In animate thermodynamics, entropy islands, or "islands of entropy", are hypothetical regions of ordered life (powered CHNOPS+ matter), defined such that life is representative of localized islands of order in a universe of ever-increasing entropy (disorder); a cybernetics-conceptualized type of energy eddy model of order, in short.

In 1950, Norbert Wiener stated: [1]

“There are local and temporary islands of decreasing entropy in a world in which the entropy as a whole tends to increase, and the existence of these islands enables some of us to assert the existence of progress.”

This logic, however, may have been inspired by the earlier 1947 logic of Belgian-born English thermodynamicist Alfred Ubbelohde who stated that living organisms represent regions of local entropy decrease. [2]

In 1961, Czechoslovakian scientist E. Kollman expressed the following similar view: [3]

“The machine and the living organism seem islands in an ocean of increasing entropy of all macroprocesses on those parts of the universe inhabitable by us, islands where entropy decreases because information is accumulated.”

In 1985, American economist Thomas DeGregory stated: [4]

Life as a whole is definable as an island of negative entropy.”

In 1989, the view had emerged that Erwin Schrodinger had asserted that: [5]

“Living beings are decreasing entropy islands”.

This view, however, is not a word-for-word translation, as Schrodinger never used the term 'island', but instead focused on digestion and his concept of negative entropy being equal to order.

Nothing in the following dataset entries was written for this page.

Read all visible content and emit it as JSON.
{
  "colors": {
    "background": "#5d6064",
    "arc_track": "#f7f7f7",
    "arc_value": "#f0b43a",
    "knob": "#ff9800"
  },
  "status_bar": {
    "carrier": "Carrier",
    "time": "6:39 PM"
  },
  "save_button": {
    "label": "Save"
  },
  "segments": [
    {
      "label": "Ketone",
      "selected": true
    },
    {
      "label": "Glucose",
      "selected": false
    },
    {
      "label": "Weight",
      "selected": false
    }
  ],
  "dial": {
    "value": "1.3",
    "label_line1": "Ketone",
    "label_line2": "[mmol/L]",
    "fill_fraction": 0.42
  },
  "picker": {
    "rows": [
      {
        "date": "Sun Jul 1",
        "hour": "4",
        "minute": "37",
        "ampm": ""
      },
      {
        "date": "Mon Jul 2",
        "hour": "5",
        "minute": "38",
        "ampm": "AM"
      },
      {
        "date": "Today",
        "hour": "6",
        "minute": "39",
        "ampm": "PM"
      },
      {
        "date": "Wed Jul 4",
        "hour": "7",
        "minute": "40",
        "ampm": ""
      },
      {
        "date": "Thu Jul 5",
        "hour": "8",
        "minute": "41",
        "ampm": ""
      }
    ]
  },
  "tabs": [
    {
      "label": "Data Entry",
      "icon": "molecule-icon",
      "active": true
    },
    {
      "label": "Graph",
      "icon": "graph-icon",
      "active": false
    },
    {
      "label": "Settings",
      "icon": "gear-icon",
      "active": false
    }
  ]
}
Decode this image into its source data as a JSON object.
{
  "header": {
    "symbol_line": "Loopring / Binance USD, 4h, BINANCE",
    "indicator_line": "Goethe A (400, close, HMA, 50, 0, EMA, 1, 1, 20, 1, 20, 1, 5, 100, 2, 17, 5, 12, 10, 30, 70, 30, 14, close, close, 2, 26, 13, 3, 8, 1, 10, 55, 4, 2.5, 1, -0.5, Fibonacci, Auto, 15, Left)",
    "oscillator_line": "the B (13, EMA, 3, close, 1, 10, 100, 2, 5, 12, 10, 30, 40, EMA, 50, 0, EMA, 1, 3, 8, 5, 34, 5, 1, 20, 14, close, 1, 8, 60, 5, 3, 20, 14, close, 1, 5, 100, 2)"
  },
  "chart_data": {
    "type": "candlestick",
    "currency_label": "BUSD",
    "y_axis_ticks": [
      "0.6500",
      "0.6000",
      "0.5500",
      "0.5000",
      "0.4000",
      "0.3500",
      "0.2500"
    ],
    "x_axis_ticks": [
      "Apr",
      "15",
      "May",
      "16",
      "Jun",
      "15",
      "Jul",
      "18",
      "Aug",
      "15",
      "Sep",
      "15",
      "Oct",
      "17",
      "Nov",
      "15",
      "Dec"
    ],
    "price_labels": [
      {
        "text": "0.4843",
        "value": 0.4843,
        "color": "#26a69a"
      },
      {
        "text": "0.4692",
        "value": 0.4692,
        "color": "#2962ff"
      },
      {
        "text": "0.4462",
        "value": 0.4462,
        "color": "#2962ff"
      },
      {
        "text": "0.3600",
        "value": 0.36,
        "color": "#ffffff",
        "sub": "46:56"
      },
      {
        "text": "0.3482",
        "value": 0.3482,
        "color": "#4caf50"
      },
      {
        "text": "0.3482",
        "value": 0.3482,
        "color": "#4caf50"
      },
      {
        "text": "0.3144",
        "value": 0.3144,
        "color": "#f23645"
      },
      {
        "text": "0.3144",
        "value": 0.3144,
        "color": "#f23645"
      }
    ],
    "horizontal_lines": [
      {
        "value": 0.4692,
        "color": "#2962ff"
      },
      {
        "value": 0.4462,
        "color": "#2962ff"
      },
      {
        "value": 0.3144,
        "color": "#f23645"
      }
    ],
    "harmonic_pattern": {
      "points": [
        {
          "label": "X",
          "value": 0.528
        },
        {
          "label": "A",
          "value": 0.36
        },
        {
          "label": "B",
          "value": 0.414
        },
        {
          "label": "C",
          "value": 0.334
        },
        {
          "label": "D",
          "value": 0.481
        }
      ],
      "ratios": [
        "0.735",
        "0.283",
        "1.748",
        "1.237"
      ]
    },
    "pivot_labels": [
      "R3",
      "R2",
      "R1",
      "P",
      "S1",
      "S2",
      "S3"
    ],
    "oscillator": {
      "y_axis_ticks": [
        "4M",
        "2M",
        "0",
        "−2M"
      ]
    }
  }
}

1. Wiener, Norber. (1950). The Human Uses of Human Beings: Cybernetics and Society (pg. 36). Boston: Houghton Mifflin Co.
2. Ubbelohde, Alfred René. (1947). Time and Thermodynamics, (section “Experimental Aspects of the Relation between Thermodynamics and Life”, pgs. 100-05). Oxford University Press.
3. Trincher, Karl S. (1965). Biology and Information: Elements of Biological Thermodynamics (pg. 10). Consultants Bureau.
4. De Gregory, Thomas R. (1985). A Theory of Technology: Continuity and Change in Human Development (entropy + island, pg. 8). Iowa State University Press.
5. Steemers, Theo C. etc. (1990). 2nd European Conference on Architecture (pg. 347). Kluwer.